The SWP/YS-organized summer schools that have taken place across the country will have a place in the panel, Sandler said. "The Young Socialists deployed their forces in three regional centers: Birmingham/Atlanta, Chicago, and Los Angeles/Bay Area. Some YS members went to these regions just for the summer. They got their first jobs in industry, largely at meatpacking and garment and textile factories.

"They studied the history of the communist movement, Capitalism's World Disorder, while they joined class-struggle activities taking place from textile mills in Kannapolis, North Carolina, to Newport News.

"The panel will also bring up to date progress made around the SWP financial campaigns launched at the June 1 National Committee meeting in Chicago. Nearly half of the SWP branches have decided to move into smaller headquarters that better fit the local unit's size and resources. The Miami and Des Moines branches will have already moved by the time of the Active Workers Conference."

"The final piece," according to Sandler, "will introduce the irreplaceable work of the party's supporters, beginning with the campaign they are leading to increase their monthly contributions to the party from a total of nearly $140,000 a year to $170,000."

The first day and a half of the conference are devoted to the first two panels and to talks by Jack Barnes, national secretary of the Socialist Workers Party, and New International editor Mary-Alice Waters. Their talks will generalize and draw out the political conclusions of some of the experience described in the panel discussions.

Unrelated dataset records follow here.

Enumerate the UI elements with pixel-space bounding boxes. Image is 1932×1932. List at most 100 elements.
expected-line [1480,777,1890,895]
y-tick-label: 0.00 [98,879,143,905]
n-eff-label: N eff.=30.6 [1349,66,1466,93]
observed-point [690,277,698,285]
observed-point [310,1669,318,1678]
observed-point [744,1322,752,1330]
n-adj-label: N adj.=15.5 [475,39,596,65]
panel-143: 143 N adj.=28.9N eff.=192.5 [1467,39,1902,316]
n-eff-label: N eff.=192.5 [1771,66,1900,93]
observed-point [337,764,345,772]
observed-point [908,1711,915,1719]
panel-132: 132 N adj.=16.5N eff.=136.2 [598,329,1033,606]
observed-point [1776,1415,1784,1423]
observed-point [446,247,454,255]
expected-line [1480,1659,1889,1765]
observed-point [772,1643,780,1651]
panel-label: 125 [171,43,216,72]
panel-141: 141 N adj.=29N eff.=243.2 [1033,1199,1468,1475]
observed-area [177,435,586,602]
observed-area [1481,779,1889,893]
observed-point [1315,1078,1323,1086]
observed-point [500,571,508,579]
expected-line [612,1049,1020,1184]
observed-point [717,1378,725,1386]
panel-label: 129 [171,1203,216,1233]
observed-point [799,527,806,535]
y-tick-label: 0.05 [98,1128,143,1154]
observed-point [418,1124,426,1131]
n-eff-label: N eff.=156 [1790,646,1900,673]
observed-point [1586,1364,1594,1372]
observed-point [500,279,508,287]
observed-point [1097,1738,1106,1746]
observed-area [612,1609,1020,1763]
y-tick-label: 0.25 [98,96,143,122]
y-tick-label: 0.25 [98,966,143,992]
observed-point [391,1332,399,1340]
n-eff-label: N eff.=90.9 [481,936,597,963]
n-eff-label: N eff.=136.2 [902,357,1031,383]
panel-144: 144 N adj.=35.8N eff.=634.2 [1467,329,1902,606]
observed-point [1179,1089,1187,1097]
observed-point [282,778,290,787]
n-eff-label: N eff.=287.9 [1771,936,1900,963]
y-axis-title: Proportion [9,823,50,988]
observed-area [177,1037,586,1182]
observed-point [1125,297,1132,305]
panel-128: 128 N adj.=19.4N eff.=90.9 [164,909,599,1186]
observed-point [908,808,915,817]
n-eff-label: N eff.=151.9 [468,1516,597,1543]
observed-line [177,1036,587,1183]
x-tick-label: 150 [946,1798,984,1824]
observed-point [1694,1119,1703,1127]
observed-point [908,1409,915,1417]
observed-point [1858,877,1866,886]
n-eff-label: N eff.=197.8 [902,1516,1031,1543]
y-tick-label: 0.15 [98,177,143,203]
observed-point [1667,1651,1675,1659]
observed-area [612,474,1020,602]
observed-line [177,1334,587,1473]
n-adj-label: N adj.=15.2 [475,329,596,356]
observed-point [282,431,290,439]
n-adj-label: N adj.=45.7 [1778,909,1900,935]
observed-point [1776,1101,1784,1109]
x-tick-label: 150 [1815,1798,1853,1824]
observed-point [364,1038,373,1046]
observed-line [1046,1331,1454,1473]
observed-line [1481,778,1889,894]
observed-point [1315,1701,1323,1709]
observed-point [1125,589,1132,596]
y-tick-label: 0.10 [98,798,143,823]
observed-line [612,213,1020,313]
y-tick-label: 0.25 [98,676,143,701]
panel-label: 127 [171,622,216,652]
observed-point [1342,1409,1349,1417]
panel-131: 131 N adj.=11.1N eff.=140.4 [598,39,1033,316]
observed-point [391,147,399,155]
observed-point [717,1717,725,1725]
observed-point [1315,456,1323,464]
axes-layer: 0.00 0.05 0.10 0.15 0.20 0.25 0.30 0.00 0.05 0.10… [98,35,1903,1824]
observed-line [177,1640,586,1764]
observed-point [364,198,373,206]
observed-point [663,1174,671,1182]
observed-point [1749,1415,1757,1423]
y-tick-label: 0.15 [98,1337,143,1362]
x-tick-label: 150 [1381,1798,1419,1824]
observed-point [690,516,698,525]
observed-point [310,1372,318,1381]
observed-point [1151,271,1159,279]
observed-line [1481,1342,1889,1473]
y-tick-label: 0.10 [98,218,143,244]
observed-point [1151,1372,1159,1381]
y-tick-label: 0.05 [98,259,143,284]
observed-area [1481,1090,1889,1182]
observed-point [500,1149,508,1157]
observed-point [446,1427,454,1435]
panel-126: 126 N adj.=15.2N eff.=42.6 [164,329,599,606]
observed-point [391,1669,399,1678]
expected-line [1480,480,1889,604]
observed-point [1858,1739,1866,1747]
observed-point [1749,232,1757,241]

Classes based on Marxist theory
Then, the agenda will turn to classes that will add to these discussions by concentrating on Marxist theory and the generalized experience of the working class over the past 150 years. The classes are built around unwinding, reformulating, and answering some of the central questions that came out of the socialist summer schools. One such question a YS member asked during a class by veteran SWP member Tom Leonard in Santa Cruz, California, was: "Why do party members always pose broader issues of world politics and social struggles to co-workers in their work in the unions, not just focus on trade union tactics?" A class during the conference will seek to answer this, drawing on the pamphlet What is to be Done? by Bolshevik leader V.I. Lenin, among other readings.

Another question from the Santa Cruz class that will be addressed is, "Why did the SWP return to calling for a workers and farmers government in the early 1980s, a position it had stepped back from in the previous two decades in favor of calling for a `workers government'?"

The class entitled "Russian revolution: birth of the worker-bolshevik," will draw on History of the Russian Revolution by Leon Trotsky to answer the question "what is a worker-bolshevik?" asked during a summer school session in Los Angeles. Some other working titles for classes at the conference include, "Rights of nations to self-determination: a Marxist application from Quebec to Puerto Rico to Kosova," and "Struggle for a proletarian party and organizational principles of the SWP."

All out for `Red Week' in New York
A number of Young Socialists members, interested youth, and workers of all ages are making plans to go straight from the Active Workers Conference to New York for the August 9-15 "Red Week" project to paint and make other improvements at the Pathfinder Building. That's where Pathfinder books, as well as the Militant and Perspectiva Mundial, are edited and printed. At least a dozen young socialists will join in the week-long project, and more volunteers are needed.

Many members and supporters of the communist movement from the northeastern region will turn out for this project in New York, especially on the final weekend. As part of the week, SWP branches in New York and New Jersey are planning a class and video showing by Mámud Shirvani on Wednesday, August 11, taking up the history of the 1920 Baku Congress and the role of the Bolsheviks in Central Asia during that time. That Friday, supporters in the New York area will hold a Militant Labor Forum with a panel discussion on the Irish freedom struggle. On Saturday, August 14, supporters of the communist movement will relax and celebrate the week's accomplishments with a dance party.